In a blog post, Goenka notes that many countries have changed their IT laws keeping developments such as cloud computing in mind and made it mandatory for companies to store customer data within the country the customer resides in. He says that India also needs to consider such a legislation.
The main points he raises are:
– He claims that the police in India cannot track people who send “illegal data” unless they receive a complaint, but this could change if companies set up their server in India.
– He also raises questions about all the data that e-commerce companies collects and wonders why they are not stored in India. He also goes on to say that this data could be used against Indians if these companies are acquired by terrorist organisations!
– Goenka does present some valid reasons for forcing companies to host servers in India such as the location information gathered by companies like Google and maintaining of company books in servers of countries where Indian has no jurisdiction to hide black money.
But govt can already access data: Do note that the Indian government has been setting up monitoring systems such as CMS and Netra to grab online data. According to reports, the government was also planning to ask its US counterpart to share the technology it uses to decrypt conversations happening over chat services like WhatsApp and Skype, if the companies don’t do so themselves.
That being the case why should companies set up their server here? What is the guarantee that information thus obtained will be used only for security purposes and not for political targeting?
Also, if there is a data leak of any sort, it could have some serious repercussions on the privacy of users, considering there is no privacy law in place yet. This could also have major implications on enterprises including intellectual property theft and possible financial losses.

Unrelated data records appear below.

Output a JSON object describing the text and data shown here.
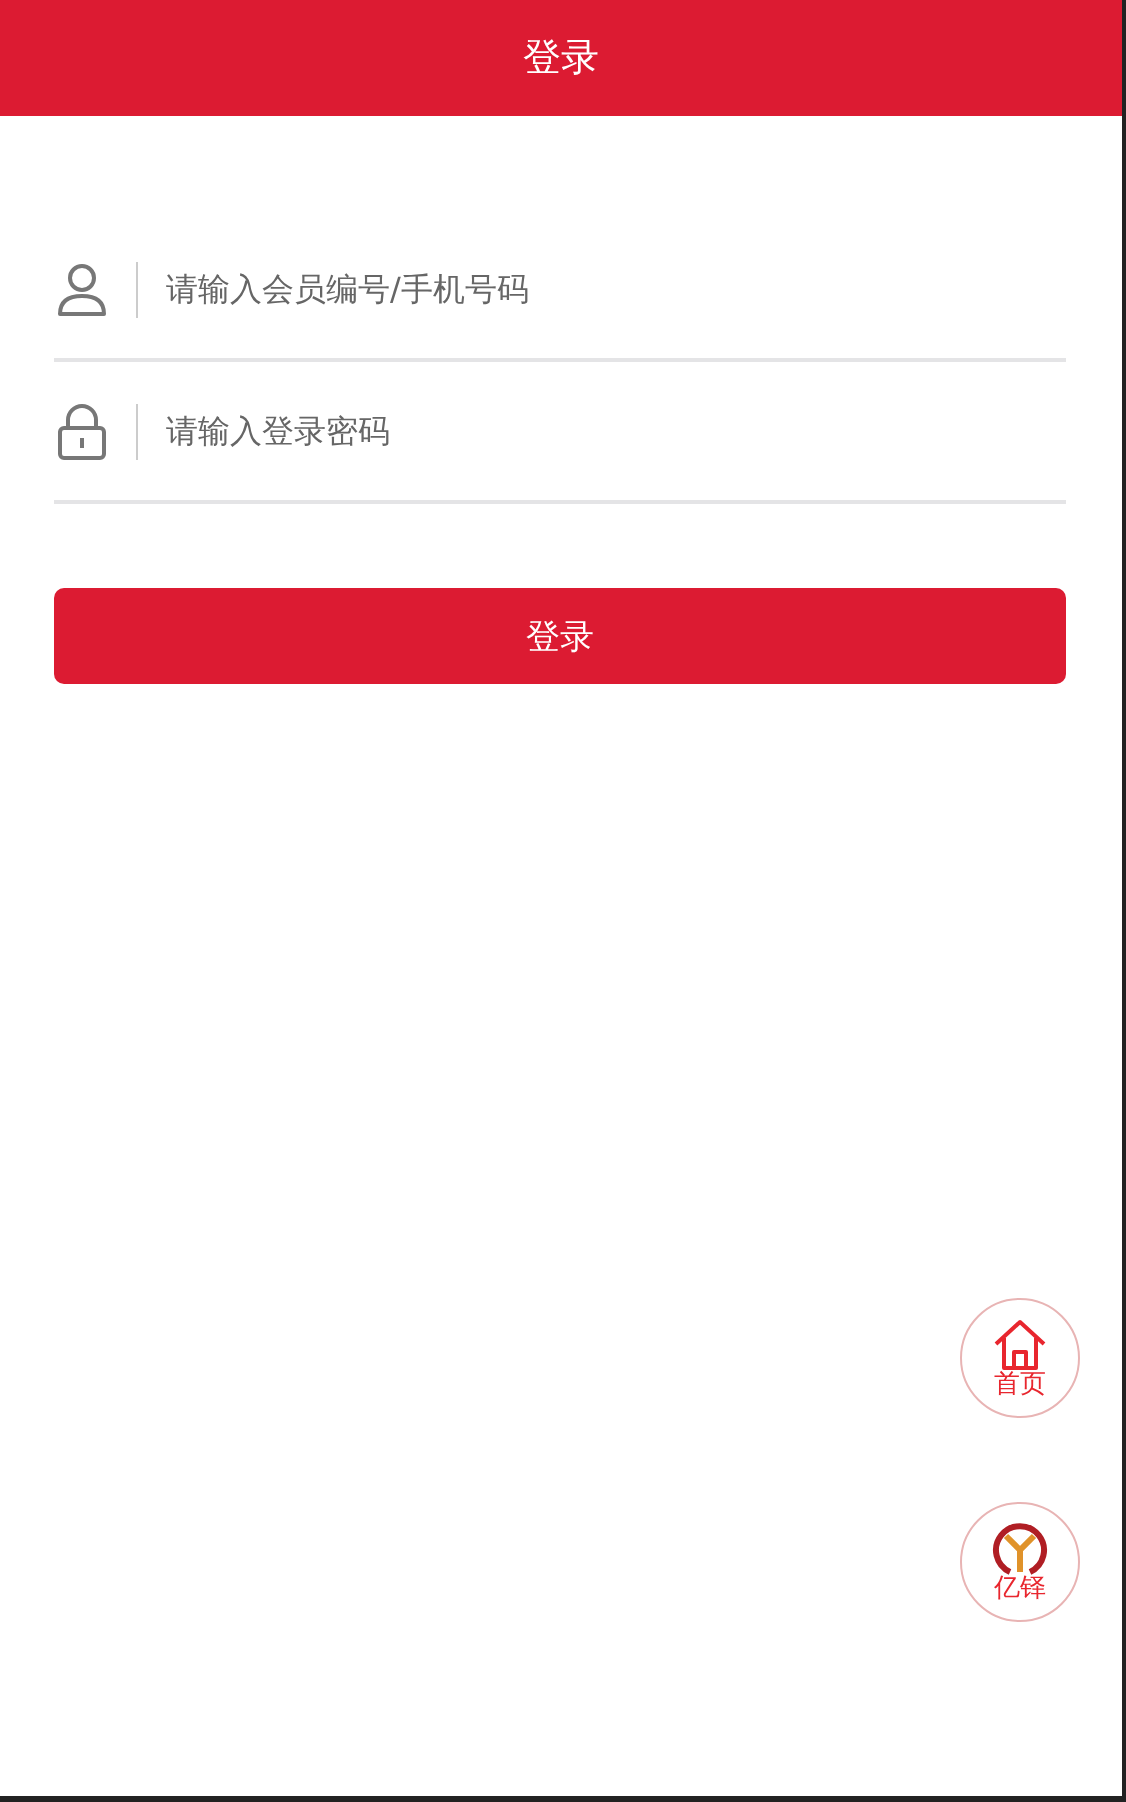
{
  "header": {
    "title": "登录"
  },
  "fields": [
    {
      "kind": "user",
      "placeholder": "请输入会员编号/手机号码"
    },
    {
      "kind": "password",
      "placeholder": "请输入登录密码"
    }
  ],
  "login_button": "登录",
  "float_buttons": [
    {
      "kind": "home",
      "label": "首页"
    },
    {
      "kind": "logo",
      "label": "亿铎"
    }
  ]
}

Jurisdiction in libel cases: Companies like Google and Amazon have argued jurisdiction in India and will probably not be able to argue jurisdiction if servers are set up here. This is an issue we had raised a few years ago in relevance to a libel case involving Blogspot.
ISPs’ requests to Indian government
Note that this is not the first time someone has demanded that tech companies set up servers in India. Last June, several Indian ISPs had reportedly asked the Indian Government to insist foreign Internet companies like Facebook and Google to setup local servers in India, after the leak of NSA’s surveillance data mining program PRISM.
ISPs had apparently asked the government to mandate foreign companies to store data from users within the country in these local servers, so that the data is not available to any other foreign intelligence agency. However, what’s interesting here is the same ISPs had not raised any such privacy issues when Indian government set up CMS, which is essentially India’s version of PRISM. (Also read: India To Ask ISPs, Telcos To Link To CMS; Who’ll Sue The Indian Government?)
Issue with setting up servers in India
It needs to be noted that India was ranked one of the most risk prone location for hosting Data Centre Operations in ‘Datacenter Risk Index 2013’ survey conducted by Cushman & Wakefield. While India ranked high on parameters like Cost of Labour (4th) and Sustainability (6th), it emerged 13th on Political Stability and 16th on International Bandwidth. It failed to score high on crucial parameters with higher weightage in the survey, scoring low on key factors such as Energy Cost (25th) and lying last (30th) on the parameters of Ease of Doing Business, Inflation and GDP per capita. It also ranked 28th of Natural Disasters, Energy Security, Corporation Tax and Education Level.
If BJP thinks companies should set up server in India, it should address these issues and make India an attractive location for these companies instead of making it a legal requirement, if and when it forms the government. This means solving energy issues, bandwidth issues and business policies among others.
With inputs from Vikas SN
Corrigendum: An earlier headline incorrectly referred to Goenka as the IT Cell head of the BJP. Goenka is the national co-convener of the IT Cell. Our apologies for the error.